Face à la recrudescence des activités criminelles et des menaces transfrontalières, le ministère de la Sécurité et de la Protection civile a annoncé le renforcement des dispositifs de contrôle et de surveillance le long de la frontière ouest du District Autonome du Grand Lomé (DAGL).
Dans un communiqué du ministre Calixte Batossie Madjoulba, il est précisé que « ces mesures s’inscrivent dans la stratégie nationale de sécurisation du territoire et visent à protéger la population contre divers fléaux. »
Les autorités entendent mettre un coup d’arrêt à plusieurs activités criminelles identifiées, parmi lesquelles le trafic de drogue et de produits prohibés, la traite des êtres humains et le transport de migrants irréguliers, la contrebande de marchandises (carburant, gaz, médicaments, denrées alimentaires, etc.), le trafic d’armes, de munitions et de ressources naturelles, le trafic transfrontalier de véhicules et motos volés, souvent utilisés à des fins criminelles.
« Ces pratiques compromettent la sécurité nationale et nécessitent une réponse ferme et coordonnée », a rappelé le ministre.
Huit (8) postes frontaliers officiellement ouverts aux piétons.
Le dispositif prévoit également une réorganisation du passage aux frontières. Désormais, seuls huit postes sont autorisés pour le passage des piétons :
- Secteur Ségbé : Akpokploé, Yokoé Copegan, Lankouvi, Akato Viépé
- Secteur Aflao : Kodomé, Casablanca, Todman, Adjinamoto
Tout autre franchissement devra se faire par ces points officiels. En ce qui concerne les véhicules, motos et tricycles, leur passage est strictement limité aux postes frontaliers de Ségbé et d’Aflao.
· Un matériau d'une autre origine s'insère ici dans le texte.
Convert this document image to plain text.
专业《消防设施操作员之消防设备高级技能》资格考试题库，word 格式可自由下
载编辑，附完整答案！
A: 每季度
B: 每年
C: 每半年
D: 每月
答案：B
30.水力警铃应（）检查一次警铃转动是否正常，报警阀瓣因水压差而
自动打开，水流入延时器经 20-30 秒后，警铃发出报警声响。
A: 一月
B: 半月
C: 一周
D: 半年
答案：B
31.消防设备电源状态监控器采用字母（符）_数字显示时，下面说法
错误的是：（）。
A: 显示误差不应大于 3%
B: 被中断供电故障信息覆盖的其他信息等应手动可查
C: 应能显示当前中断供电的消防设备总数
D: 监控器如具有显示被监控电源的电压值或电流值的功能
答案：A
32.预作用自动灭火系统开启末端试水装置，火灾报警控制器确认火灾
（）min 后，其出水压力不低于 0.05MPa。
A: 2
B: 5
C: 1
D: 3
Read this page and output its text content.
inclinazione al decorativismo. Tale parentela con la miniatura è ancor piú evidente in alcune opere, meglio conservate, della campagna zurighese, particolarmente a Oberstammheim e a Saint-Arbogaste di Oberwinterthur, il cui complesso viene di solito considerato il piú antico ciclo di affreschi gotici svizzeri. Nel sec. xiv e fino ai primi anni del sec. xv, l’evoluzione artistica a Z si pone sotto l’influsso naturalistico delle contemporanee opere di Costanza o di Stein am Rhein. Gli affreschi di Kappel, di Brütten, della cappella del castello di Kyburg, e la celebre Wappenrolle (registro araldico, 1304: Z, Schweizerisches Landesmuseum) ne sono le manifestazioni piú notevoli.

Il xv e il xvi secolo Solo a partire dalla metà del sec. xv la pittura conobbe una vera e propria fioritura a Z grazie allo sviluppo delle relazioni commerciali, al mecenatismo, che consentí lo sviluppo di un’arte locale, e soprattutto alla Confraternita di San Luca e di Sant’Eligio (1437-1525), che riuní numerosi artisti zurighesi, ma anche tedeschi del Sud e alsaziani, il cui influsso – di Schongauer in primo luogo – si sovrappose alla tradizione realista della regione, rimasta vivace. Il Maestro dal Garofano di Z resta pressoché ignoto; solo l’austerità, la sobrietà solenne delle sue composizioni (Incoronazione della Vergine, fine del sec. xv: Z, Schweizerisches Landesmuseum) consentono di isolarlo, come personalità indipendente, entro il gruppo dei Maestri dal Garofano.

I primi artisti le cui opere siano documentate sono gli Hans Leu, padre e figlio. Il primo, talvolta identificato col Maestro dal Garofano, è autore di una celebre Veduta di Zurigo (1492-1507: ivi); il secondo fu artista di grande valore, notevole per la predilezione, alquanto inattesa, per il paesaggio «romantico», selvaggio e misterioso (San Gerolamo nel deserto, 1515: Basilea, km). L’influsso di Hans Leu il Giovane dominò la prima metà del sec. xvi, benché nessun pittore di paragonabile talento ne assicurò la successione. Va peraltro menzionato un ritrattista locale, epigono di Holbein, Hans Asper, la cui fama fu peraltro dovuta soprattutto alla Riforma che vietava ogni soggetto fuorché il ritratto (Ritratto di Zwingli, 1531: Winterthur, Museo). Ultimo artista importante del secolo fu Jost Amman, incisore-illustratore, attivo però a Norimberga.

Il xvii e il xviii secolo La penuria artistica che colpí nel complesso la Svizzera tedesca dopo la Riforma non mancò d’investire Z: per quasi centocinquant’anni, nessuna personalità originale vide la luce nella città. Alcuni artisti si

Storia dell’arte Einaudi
La fermeture immédiate de tous les points de passage non autorisés et brèches clandestines est ordonnée. Toute violation sera considérée comme une infraction et sanctionnée conformément à la loi.
Le ministère invite la population à respecter scrupuleusement ces nouvelles dispositions, à collaborer avec les forces de défense et de sécurité ainsi qu’avec les agents d’immigration, et à signaler tout comportement suspect en appelant le numéro vert 1014.
« Ces mesures visent à protéger notre territoire, à préserver l’ordre public et à garantir la sécurité des citoyens. Leur succès repose sur la mobilisation et l’engagement de tous », a souligné Calixte Batossie Madjoulba.